Another avenue open to FedEx management that they fail to make use of is the education of our customers. Last winter during peak season, GYY's resident loss prevention sleuth approached me as I was scanning the unload belt and asked me if I had noticed any open boxes from a particular customer coming down the belt as I was scanning. It turned out that those boxes contained jewelry and that they had become frequent targets of thieves. Now if it were my business to prevent such thefts, it wouldn't take much thought on my part to contact the customer in question and tell them to change their packaging and/or labeling so that it would be impossible for any FedEx employee to know that their packages contained jewelry. In fact, it should be a matter of routine, at least in my opinion, that any customer shipping packages containing items of unusual value should be told to use misleading or nondescript labels on their packages that don't reveal the nature of the shipment and to change their labeling at the first sign that their new labeling scheme has been discovered by thieves. Yet, I cannot help but feel that FedEx wouldn't want to take such measures for fear that it might create the notion among our customers that theft is a problem for us and possibly cause the customer to lose faith in our service. However, if such precautionary measures were presented properly by competent customer service reps, the customer could come away with even more confidence in our service because we would be demonstrating a proactive approach to a possible problem rather than engaging in damage control after the fact.

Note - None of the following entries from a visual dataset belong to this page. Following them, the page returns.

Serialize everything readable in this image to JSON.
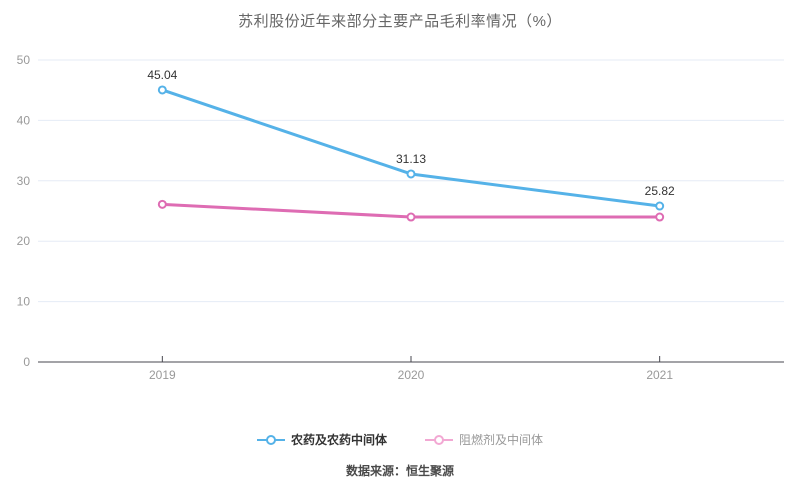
{
  "chart_data": {
    "type": "line",
    "title": "苏利股份近年来部分主要产品毛利率情况（%）",
    "categories": [
      "2019",
      "2020",
      "2021"
    ],
    "series": [
      {
        "name": "农药及农药中间体",
        "values": [
          45.04,
          31.13,
          25.82
        ],
        "labels": [
          "45.04",
          "31.13",
          "25.82"
        ],
        "show_labels": true,
        "color": "#55B2E8"
      },
      {
        "name": "阻燃剂及中间体",
        "values": [
          26.1,
          24.0,
          24.0
        ],
        "labels": [],
        "show_labels": false,
        "color": "#DE6CB3"
      }
    ],
    "xlabel": "",
    "ylabel": "",
    "ylim": [
      0,
      50
    ],
    "yticks": [
      0,
      10,
      20,
      30,
      40,
      50
    ],
    "grid": true,
    "legend_position": "bottom"
  },
  "legend": {
    "items": [
      {
        "label": "农药及农药中间体",
        "icon": "line-circle-icon",
        "color": "#55B2E8",
        "text_color": "#333333"
      },
      {
        "label": "阻燃剂及中间体",
        "icon": "line-circle-icon",
        "color": "#F2A8D3",
        "text_color": "#999999"
      }
    ]
  },
  "footer": {
    "source": "数据来源：恒生聚源"
  },
  "colors": {
    "background": "#ffffff",
    "title": "#666666",
    "grid_line": "#E5EBF6",
    "axis_line": "#47474F",
    "tick_label": "#999999",
    "value_label": "#333333",
    "marker_fill": "#ffffff"
  }
}
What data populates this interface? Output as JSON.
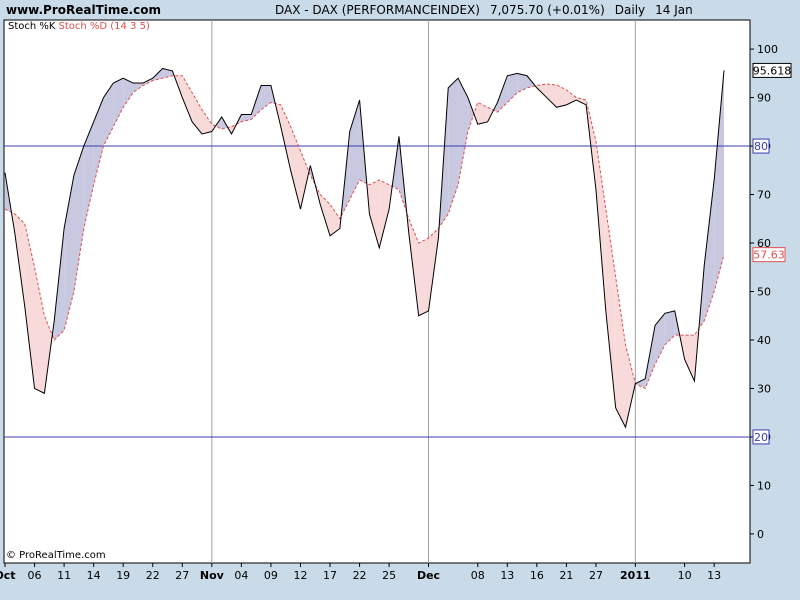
{
  "header": {
    "site": "www.ProRealTime.com",
    "instrument": "DAX - DAX (PERFORMANCEINDEX)",
    "price": "7,075.70 (+0.01%)",
    "period": "Daily",
    "date": "14 Jan"
  },
  "legend": {
    "k_label": "Stoch %K",
    "d_label": "Stoch %D (14 3 5)"
  },
  "copyright": "© ProRealTime.com",
  "colors": {
    "k_line": "#000000",
    "d_line": "#e05050",
    "fill_k_above": "#c8c8e0",
    "fill_d_above": "#f8dada",
    "level_line": "#3b3bb0",
    "background": "#ffffff",
    "frame": "#c9dbe8"
  },
  "chart_data": {
    "type": "line",
    "title": "DAX - DAX (PERFORMANCEINDEX)",
    "ylim": [
      -6,
      106
    ],
    "yticks": [
      0,
      10,
      20,
      30,
      40,
      50,
      60,
      70,
      80,
      90,
      100
    ],
    "levels": [
      {
        "value": 80,
        "label": "80"
      },
      {
        "value": 20,
        "label": "20"
      }
    ],
    "last_values": {
      "k": "95.618",
      "d": "57.63"
    },
    "x": [
      "Oct 1",
      "Oct 4",
      "Oct 5",
      "Oct 6",
      "Oct 7",
      "Oct 8",
      "Oct 11",
      "Oct 12",
      "Oct 13",
      "Oct 14",
      "Oct 15",
      "Oct 18",
      "Oct 19",
      "Oct 20",
      "Oct 21",
      "Oct 22",
      "Oct 25",
      "Oct 26",
      "Oct 27",
      "Oct 28",
      "Oct 29",
      "Nov 1",
      "Nov 2",
      "Nov 3",
      "Nov 4",
      "Nov 5",
      "Nov 8",
      "Nov 9",
      "Nov 10",
      "Nov 11",
      "Nov 12",
      "Nov 15",
      "Nov 16",
      "Nov 17",
      "Nov 18",
      "Nov 19",
      "Nov 22",
      "Nov 23",
      "Nov 24",
      "Nov 25",
      "Nov 26",
      "Nov 29",
      "Nov 30",
      "Dec 1",
      "Dec 2",
      "Dec 3",
      "Dec 6",
      "Dec 7",
      "Dec 8",
      "Dec 9",
      "Dec 10",
      "Dec 13",
      "Dec 14",
      "Dec 15",
      "Dec 16",
      "Dec 17",
      "Dec 20",
      "Dec 21",
      "Dec 22",
      "Dec 23",
      "Dec 27",
      "Dec 28",
      "Dec 29",
      "Dec 30",
      "Jan 3",
      "Jan 4",
      "Jan 5",
      "Jan 6",
      "Jan 7",
      "Jan 10",
      "Jan 11",
      "Jan 12",
      "Jan 13",
      "Jan 14"
    ],
    "series": [
      {
        "name": "Stoch %K",
        "values": [
          74.5,
          62,
          47,
          30,
          29,
          44,
          63,
          74,
          80,
          85,
          90,
          93,
          94,
          93,
          93,
          94,
          96,
          95.5,
          90,
          85,
          82.5,
          83,
          86,
          82.5,
          86.5,
          86.5,
          92.5,
          92.5,
          84,
          75,
          67,
          76,
          68,
          61.5,
          63,
          83,
          89.5,
          66,
          59,
          67,
          82,
          62,
          45,
          46,
          61,
          92,
          94,
          90,
          84.5,
          85,
          89,
          94.5,
          95,
          94.5,
          92,
          90,
          88,
          88.5,
          89.5,
          88.5,
          71,
          46,
          26,
          22,
          31,
          32,
          43,
          45.5,
          46,
          36,
          31.5,
          55.5,
          73,
          95.6
        ]
      },
      {
        "name": "Stoch %D (14 3 5)",
        "values": [
          67,
          66,
          64,
          55,
          45,
          40,
          42,
          50,
          63,
          72,
          80,
          84,
          88,
          91,
          92.5,
          93.5,
          94,
          94.5,
          94.5,
          91,
          87.5,
          84.5,
          83.5,
          84,
          85,
          85.5,
          87.5,
          89,
          88.5,
          84,
          79,
          74,
          70,
          68,
          65,
          69,
          73,
          72,
          73,
          72,
          71,
          65,
          60,
          61,
          63,
          66,
          72,
          83,
          89,
          88,
          87,
          89,
          91,
          92,
          92.5,
          92.8,
          92.6,
          91.6,
          90,
          89.5,
          81,
          67,
          53,
          39,
          31,
          30,
          35,
          39,
          41,
          41,
          41,
          44,
          50,
          57.6
        ]
      }
    ],
    "xtick_labels": [
      {
        "label": "Oct",
        "at": "Oct 1",
        "month": true
      },
      {
        "label": "06",
        "at": "Oct 6"
      },
      {
        "label": "11",
        "at": "Oct 11"
      },
      {
        "label": "14",
        "at": "Oct 14"
      },
      {
        "label": "19",
        "at": "Oct 19"
      },
      {
        "label": "22",
        "at": "Oct 22"
      },
      {
        "label": "27",
        "at": "Oct 27"
      },
      {
        "label": "Nov",
        "at": "Nov 1",
        "month": true
      },
      {
        "label": "04",
        "at": "Nov 4"
      },
      {
        "label": "09",
        "at": "Nov 9"
      },
      {
        "label": "12",
        "at": "Nov 12"
      },
      {
        "label": "17",
        "at": "Nov 17"
      },
      {
        "label": "22",
        "at": "Nov 22"
      },
      {
        "label": "25",
        "at": "Nov 25"
      },
      {
        "label": "Dec",
        "at": "Dec 1",
        "month": true
      },
      {
        "label": "08",
        "at": "Dec 8"
      },
      {
        "label": "13",
        "at": "Dec 13"
      },
      {
        "label": "16",
        "at": "Dec 16"
      },
      {
        "label": "21",
        "at": "Dec 21"
      },
      {
        "label": "27",
        "at": "Dec 27"
      },
      {
        "label": "2011",
        "at": "Jan 3",
        "month": true
      },
      {
        "label": "10",
        "at": "Jan 10"
      },
      {
        "label": "13",
        "at": "Jan 13"
      }
    ],
    "vgrid": [
      "Nov 1",
      "Dec 1",
      "Jan 3"
    ]
  }
}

The most obvious and important solution.

Of course, the most dramatic and effective action FedEx management could take to prevent theft is so obvious and yet it is the last thing they, or for that matter, most of the rest of corporate America would ever consider doing. Obviously, the action I'm talking about is abandoning the widespread practice of making part-time employees wait for the better part of a decade to attain full-time employment and top-of-scale wages! Stringing people along year after year at cargo handler or bottom level courier wages is an invitation to theft! What kind of loyalty can one expect from such an employee? How hard would it be for such an employee to reason that as long as FedEx displays no conscience about exploiting him or her they might as well put their conscience on hold and exploit FedEx in any way they can? Even our penal system understands the inherent dangers of people in hopeless circumstances. That's why prisoners with death sentences and prisoners with life sentences and no possibility for parole are segregated from the general prison population. People with no hope are especially dangerous because they understand that they have nothing to lose by their actions. Is it that hard to understand that employees with no tangible expectations of a meaningful future in a company might pose a lesser but similarly motivated threat to a corporation's integrity?

Utilizing true management skills like communicating, educating and motivating while providing employees with a reasonable and attainable full-time living wage that's not so far over over their horizons as to be hidden from view are the only real solutions to FedEx's theft problem. Unfortunately, as in so many other areas, our management has chosen to forego these common sense approaches to dealing with the problem of theft and has instead opted for the easy solutions of technological gadgetry and intimidation that have regrettably become the norm for FedEx. A coarse, broad brush might do the job more quickly and easily, but it seldom produces the same quality results as a finer and narrower brush would have. In this case, however, we do have a simple method by which we can refuse to be painted by management's broad brush. I, for one, will refuse to accept a locker assignment when the new insulting lockers are finally installed at GYY. At our last work group meeting when I brought up the matter, most of my infuriated coworkers, who were hearing about the lockers for the first time from me rather than our management, also assured my manager that they too would refuse locker assignments and as word has spread through GYY, more and more people are joining our rejection of this insult to our integrity!